It climbed to the band's loftiest chart heights yet, but offered no real clue to the directions the album would take listeners.
But the answer is emphatic: more guitar, more weirdness, and in the end, more brilliance.
White might have married, moved and had a kid (now two) since 2005, but he is uneasier than ever on Icky Thump.
After being largely abandoned on Satan, White's guitars explode out of the speakers like a ball of fire on nearly every one of the album's tracks, with the lone exception being the silly, but endearing, bagpipe exercise "Prickly Thorn, But Sweetly Worn." Paranoia envelops his consciousness and enemies lurk at the album's every turn.
When he's not being tempted by red-headed women ("Icky Thump," and "300 M.P.H. Torrential Outpour Blues") or 16-year-old women ("A Martyr For My Love For You"), he's being bothered by hipsters ("Bone Broke") or petty former lovers (the acoustic rave-up "Effect and Cause").
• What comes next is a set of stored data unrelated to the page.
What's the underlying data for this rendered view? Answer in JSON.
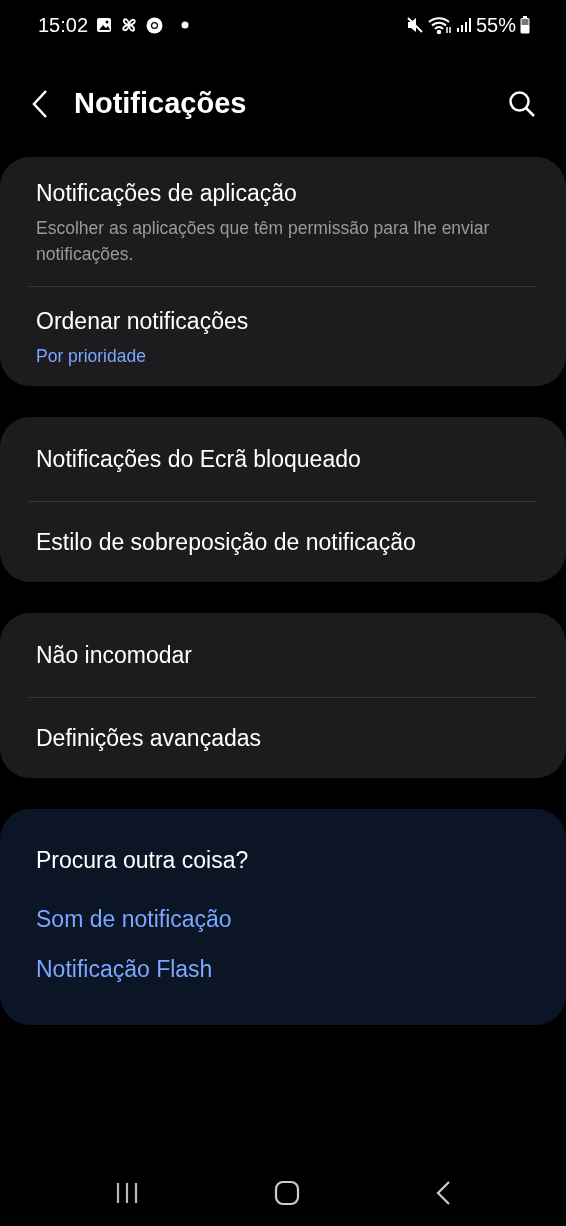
{
  "status_bar": {
    "time": "15:02",
    "battery": "55%"
  },
  "header": {
    "title": "Notificações"
  },
  "groups": [
    {
      "items": [
        {
          "title": "Notificações de aplicação",
          "description": "Escolher as aplicações que têm permissão para lhe enviar notificações."
        },
        {
          "title": "Ordenar notificações",
          "summary": "Por prioridade"
        }
      ]
    },
    {
      "items": [
        {
          "title": "Notificações do Ecrã bloqueado"
        },
        {
          "title": "Estilo de sobreposição de notificação"
        }
      ]
    },
    {
      "items": [
        {
          "title": "Não incomodar"
        },
        {
          "title": "Definições avançadas"
        }
      ]
    }
  ],
  "suggestions": {
    "title": "Procura outra coisa?",
    "links": [
      "Som de notificação",
      "Notificação Flash"
    ]
  }
}
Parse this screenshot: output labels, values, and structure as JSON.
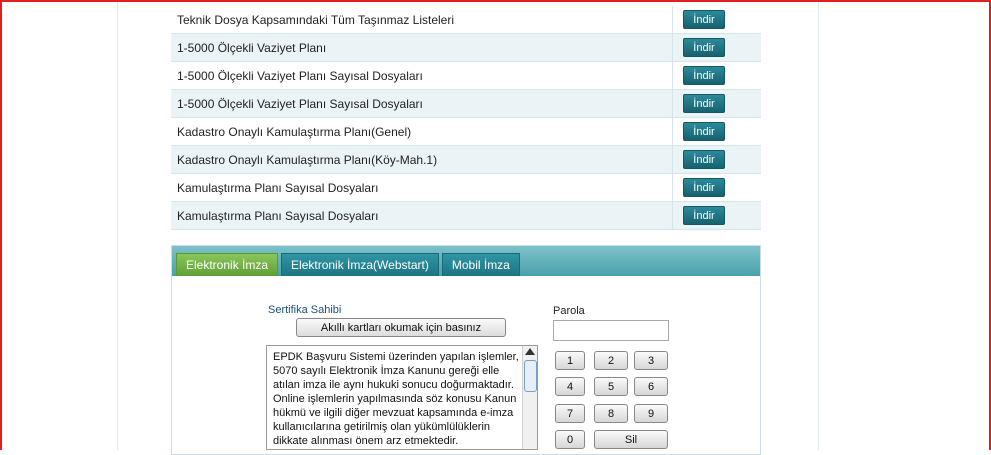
{
  "files": {
    "download_label": "İndir",
    "rows": [
      {
        "name": "Teknik Dosya Kapsamındaki Tüm Taşınmaz Listeleri"
      },
      {
        "name": "1-5000 Ölçekli Vaziyet Planı"
      },
      {
        "name": "1-5000 Ölçekli Vaziyet Planı Sayısal Dosyaları"
      },
      {
        "name": "1-5000 Ölçekli Vaziyet Planı Sayısal Dosyaları"
      },
      {
        "name": "Kadastro Onaylı Kamulaştırma Planı(Genel)"
      },
      {
        "name": "Kadastro Onaylı Kamulaştırma Planı(Köy-Mah.1)"
      },
      {
        "name": "Kamulaştırma Planı Sayısal Dosyaları"
      },
      {
        "name": "Kamulaştırma Planı Sayısal Dosyaları"
      }
    ]
  },
  "signature": {
    "tabs": [
      {
        "label": "Elektronik İmza",
        "active": true
      },
      {
        "label": "Elektronik İmza(Webstart)",
        "active": false
      },
      {
        "label": "Mobil İmza",
        "active": false
      }
    ],
    "certificate_owner_label": "Sertifika Sahibi",
    "read_cards_button": "Akıllı kartları okumak için basınız",
    "info_text": "EPDK Başvuru Sistemi üzerinden yapılan işlemler, 5070 sayılı Elektronik İmza Kanunu gereği elle atılan imza ile aynı hukuki sonucu doğurmaktadır. Online işlemlerin yapılmasında söz konusu Kanun hükmü ve ilgili diğer mevzuat kapsamında e-imza kullanıcılarına getirilmiş olan yükümlülüklerin dikkate alınması önem arz etmektedir.",
    "password_label": "Parola",
    "password_value": "",
    "keypad": [
      "1",
      "2",
      "3",
      "4",
      "5",
      "6",
      "7",
      "8",
      "9",
      "0"
    ],
    "delete_key": "Sil"
  }
}
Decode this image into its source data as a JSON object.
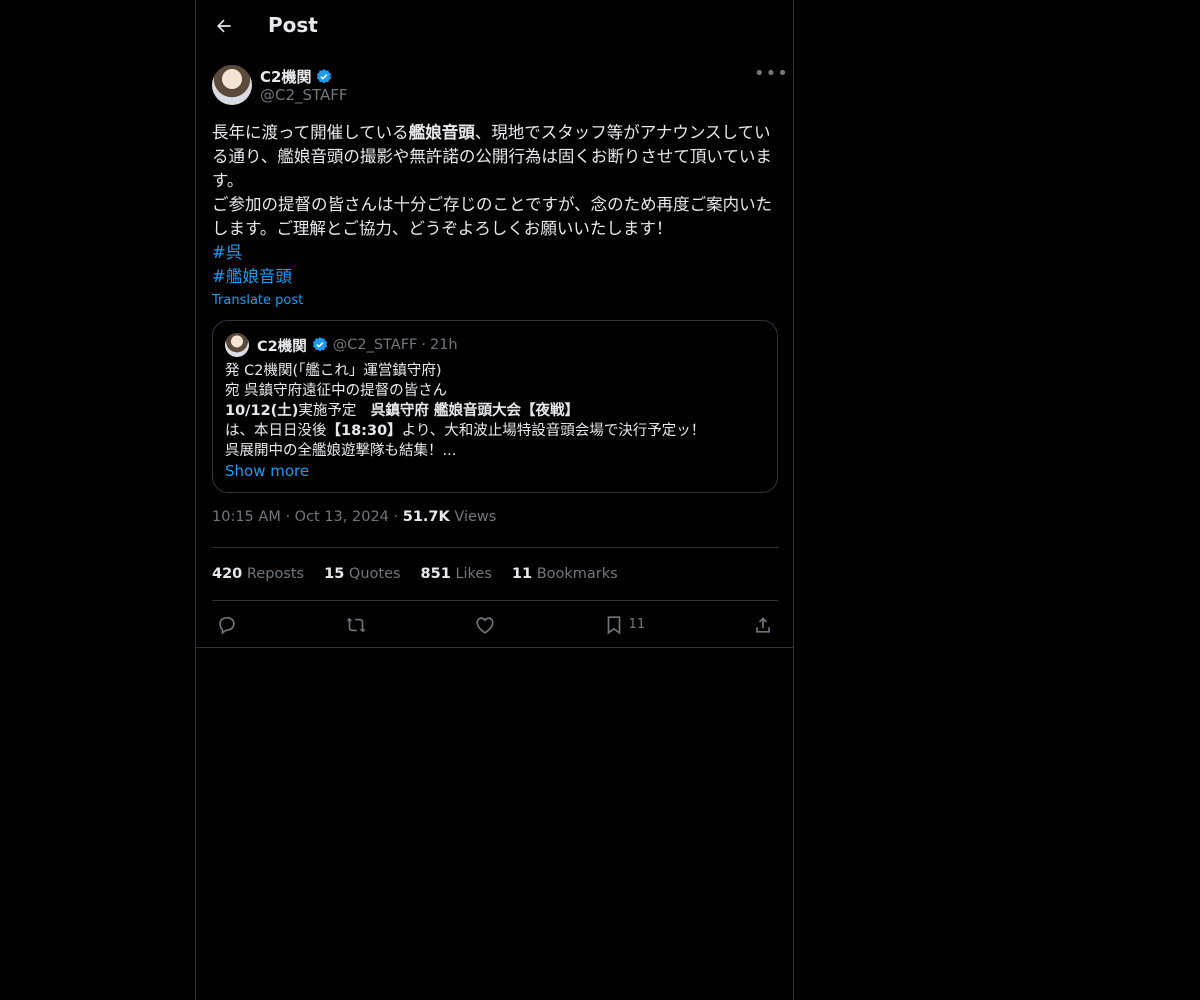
{
  "header": {
    "title": "Post"
  },
  "post": {
    "author_name": "C2機関",
    "author_handle": "@C2_STAFF",
    "text_part1": "長年に渡って開催している",
    "text_bold1": "艦娘音頭",
    "text_part2": "、現地でスタッフ等がアナウンスしている通り、艦娘音頭の撮影や無許諾の公開行為は固くお断りさせて頂いています。\nご参加の提督の皆さんは十分ご存じのことですが、念のため再度ご案内いたします。ご理解とご協力、どうぞよろしくお願いいたします！",
    "hashtag1": "#呉",
    "hashtag2": "#艦娘音頭",
    "translate": "Translate post"
  },
  "quote": {
    "author_name": "C2機関",
    "author_handle": "@C2_STAFF",
    "separator": "·",
    "time": "21h",
    "line1": "発 C2機関(「艦これ」運営鎮守府)",
    "line2": "宛 呉鎮守府遠征中の提督の皆さん",
    "line3_bold_a": "10/12(土)",
    "line3_mid": "実施予定　",
    "line3_bold_b": "呉鎮守府 艦娘音頭大会【夜戦】",
    "line4_a": "は、本日日没後",
    "line4_bold": "【18:30】",
    "line4_b": "より、大和波止場特設音頭会場で決行予定ッ！",
    "line5": "呉展開中の全艦娘遊撃隊も結集！...",
    "show_more": "Show more"
  },
  "meta": {
    "time": "10:15 AM",
    "dot": "·",
    "date": "Oct 13, 2024",
    "views_count": "51.7K",
    "views_label": "Views"
  },
  "stats": {
    "reposts_count": "420",
    "reposts_label": "Reposts",
    "quotes_count": "15",
    "quotes_label": "Quotes",
    "likes_count": "851",
    "likes_label": "Likes",
    "bookmarks_count": "11",
    "bookmarks_label": "Bookmarks"
  },
  "actions": {
    "bookmark_count": "11"
  },
  "colors": {
    "accent": "#1d9bf0",
    "background": "#000000",
    "muted": "#71767b",
    "border": "#2f3336"
  },
  "icons": [
    "back-arrow-icon",
    "verified-badge-icon",
    "more-icon",
    "reply-icon",
    "repost-icon",
    "like-icon",
    "bookmark-icon",
    "share-icon"
  ]
}
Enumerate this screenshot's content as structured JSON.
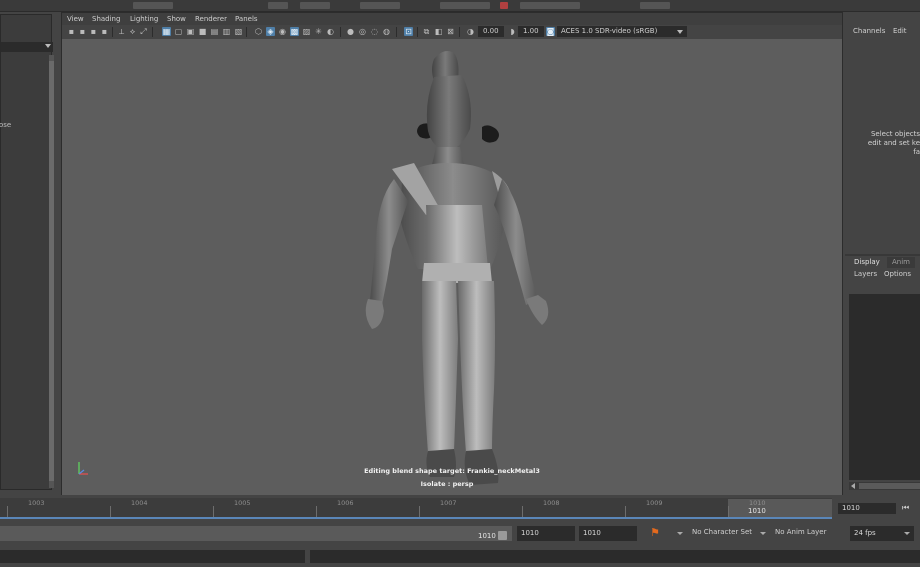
{
  "viewport_menu": [
    "View",
    "Shading",
    "Lighting",
    "Show",
    "Renderer",
    "Panels"
  ],
  "toolbar": {
    "exposure": "0.00",
    "gamma": "1.00",
    "color_space": "ACES 1.0 SDR-video (sRGB)"
  },
  "left_panel": {
    "text": "ose"
  },
  "viewport": {
    "hud_line1": "Editing blend shape target: Frankie_neckMetal3",
    "hud_line2": "Isolate : persp"
  },
  "channel_box": {
    "tabs": [
      "Channels",
      "Edit"
    ],
    "message_lines": [
      "Select objects",
      "edit and set ke",
      "fa"
    ]
  },
  "layer_editor": {
    "tabs": [
      "Display",
      "Anim"
    ],
    "menus": [
      "Layers",
      "Options"
    ]
  },
  "time_slider": {
    "tick_labels": [
      "1003",
      "1004",
      "1005",
      "1006",
      "1007",
      "1008",
      "1009",
      "1010"
    ],
    "current_frame_label": "1010",
    "current_frame_field": "1010"
  },
  "range_slider": {
    "end_label": "1010",
    "start_field": "1010",
    "end_field": "1010",
    "character_set": "No Character Set",
    "anim_layer": "No Anim Layer",
    "fps": "24 fps"
  },
  "colors": {
    "accent_blue": "#4f7fa8",
    "timeline_blue": "#5a86b8",
    "key_icon_orange": "#e46a1e",
    "viewport_bg": "#5d5d5d"
  }
}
The man ain't mellow.
When he does keep the bile down, he's living in his typical Stripes fantasyland, gathering tossed-out trinkets ("Rag and Bone") and praying to obscure saints ("St. Andrew (This Battle is in the Air)"). It's all gripping.
The White Stripes pride themselves on being the most odd and accomplished band in rock, and right now they are almost comically ahead of their peers.
The White Stripes 6, everyone else, 0.